Phase 01 — Hardware & Computing Substrate¶

Requires: 00 — Project Foundations & Learning Methodology Teaches: memory-hierarchy · roofline · arithmetic-intensity · cache · latency · bandwidth Jump to any chapter from the phase reference index.

Chapter map¶

Pre-written per A12. This phase entry exists before Borja begins study. Theory and lab problem statements are stable drafts; solutions are written just-in-time at phase open.

🇪🇸 Antes de las redes neuronales, el silicio. Aquí construimos el modelo mental que explica por qué matmul ingenuo es lento incluso en una CPU moderna: no son las multiplicaciones, es la memoria.

Goal¶

A mechanical understanding of the machine Borja is running on — enough that "this kernel is bandwidth-bound" is a statement Borja can prove with measurements on his own laptop, not a phrase he repeats from textbooks.

Read order¶

theory/00-motivation.md — why this phase exists at all.
theory/01-from-transistor-to-cpu.md — bottom-up: transistor → gate → ALU → pipeline → branch prediction.
theory/02-memory-hierarchy.md — caches, DRAM, NUMA, PCIe, SSD; latency vs bandwidth.
theory/03-roofline-model.md — the unified visual model that ties compute and memory together. The most important theory page in this phase.
lab/00-machine-profile.md — collect ground-truth specs of your machine (lscpu, lstopo, dmidecode, etc.). One-shot.
lab/01-memcpy-bandwidth.md — measure RAM bandwidth empirically.
lab/02-cache-walks.md — see the cache hierarchy via timing.
lab/03-roofline-plot.md — final integration: plot your machine's roofline and place naive matmul on it.

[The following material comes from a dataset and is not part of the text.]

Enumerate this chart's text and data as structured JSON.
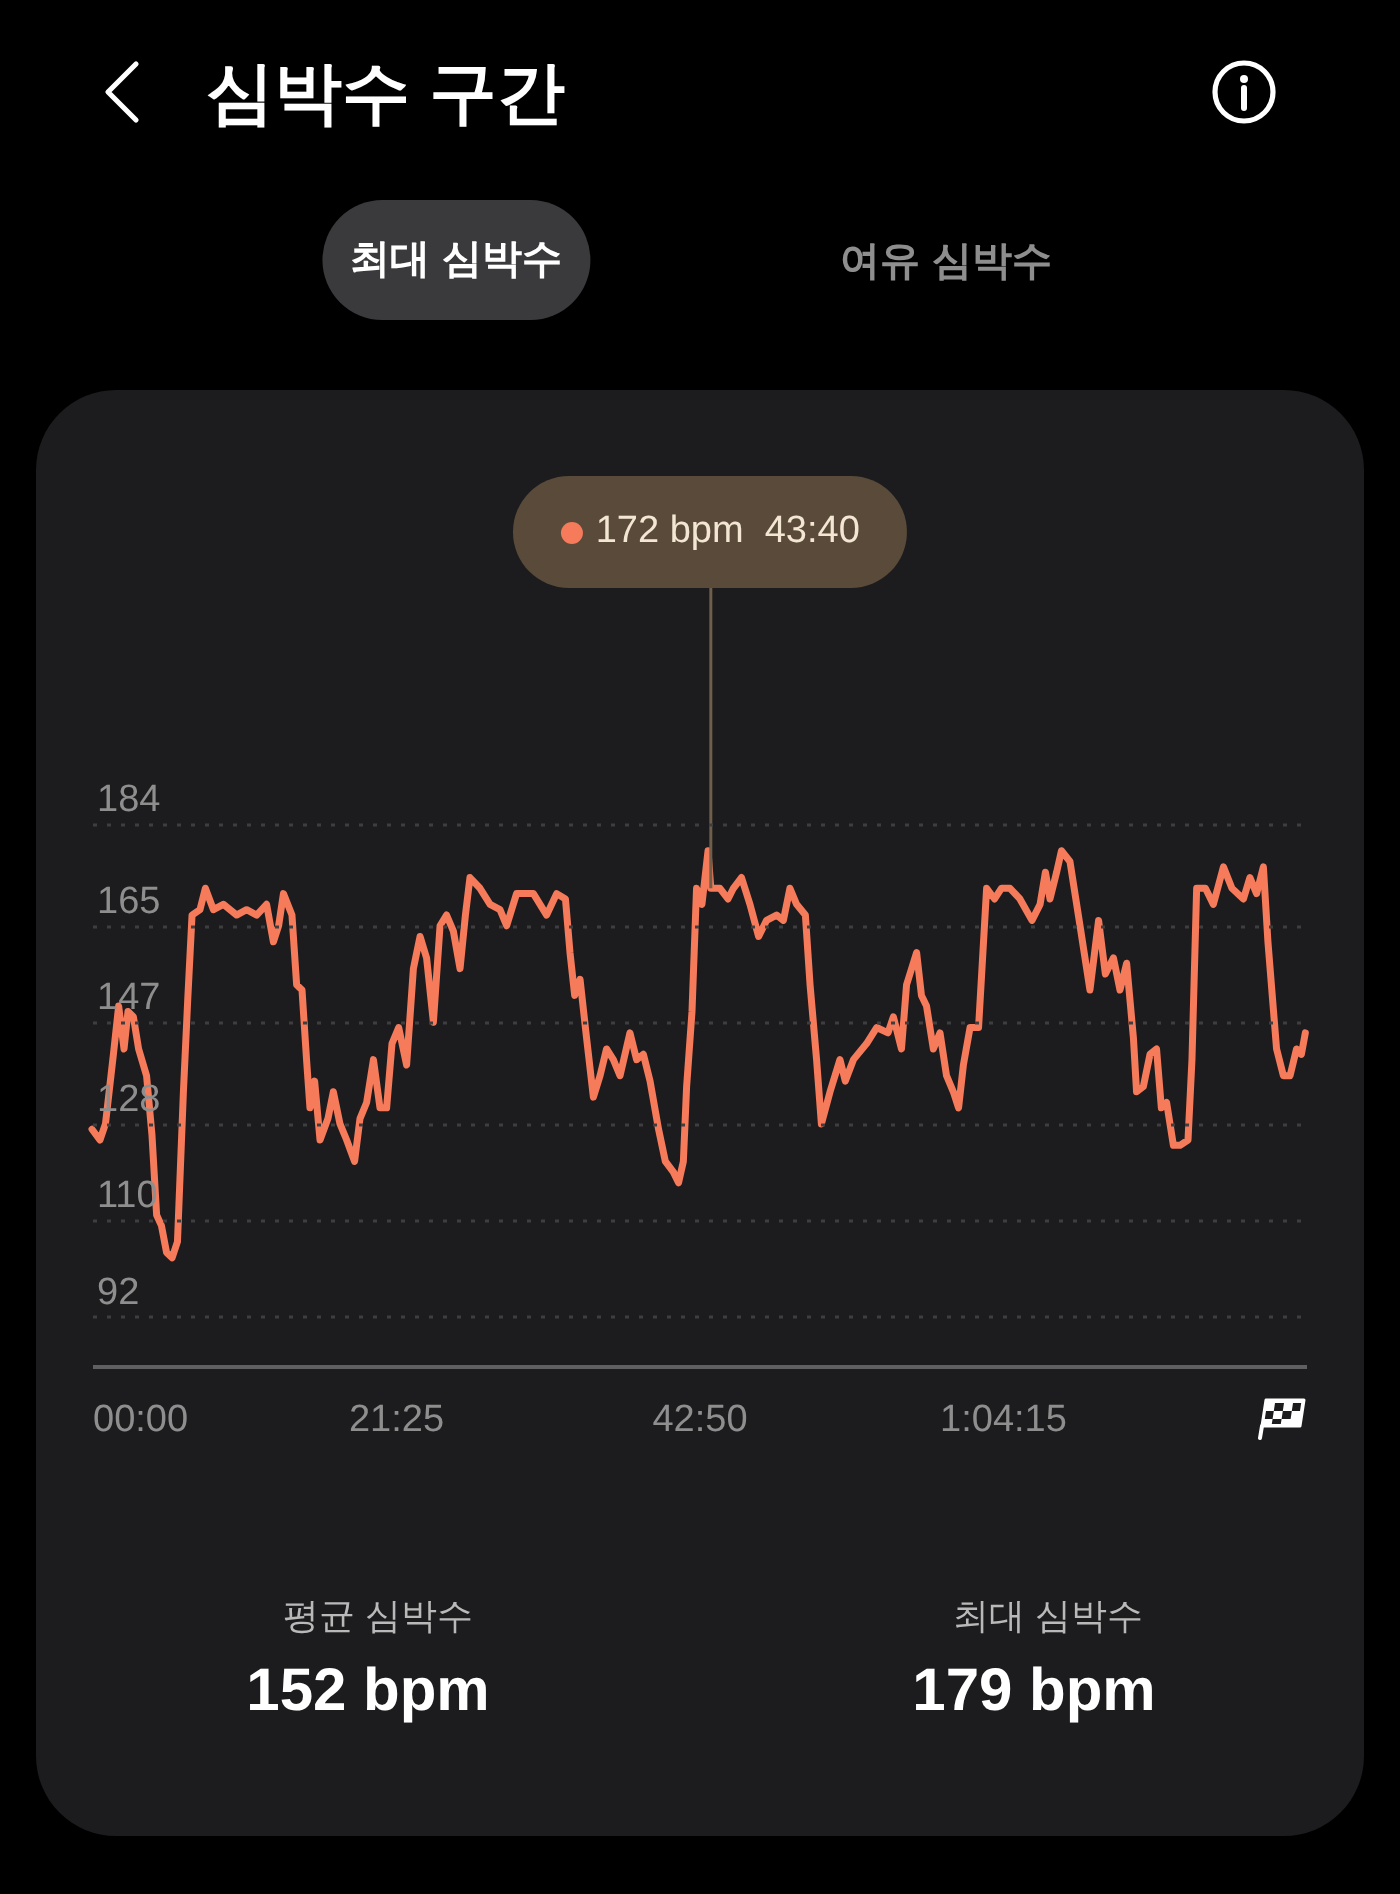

solutions/ is empty during pre-write — populated at phase open after Borja's prior-phase API decisions are visible.

Definition of Done¶

See PHASE_01_PLAN.md §6. Briefly:

Roofline plot of your machine in experiments/01-roofline/.
Each experiment has a manifest.json (per LYNX_CORTEX.md §5).
You can argue, with measurements, why naive fp32 matmul on an N×N matrix is bandwidth-bound for some N and compute-bound for others.

What this phase intentionally does NOT cover¶

GPUs. Deferred to Phase 23.
Distributed memory. Phase 35.
Numerical accuracy of those operations. Phase 2.
SIMD instructions in detail. Touched here, deepened in Phase 24 (Triton/CUDA).

Phase 1's scope is the single-CPU memory + compute pipeline. Nothing more.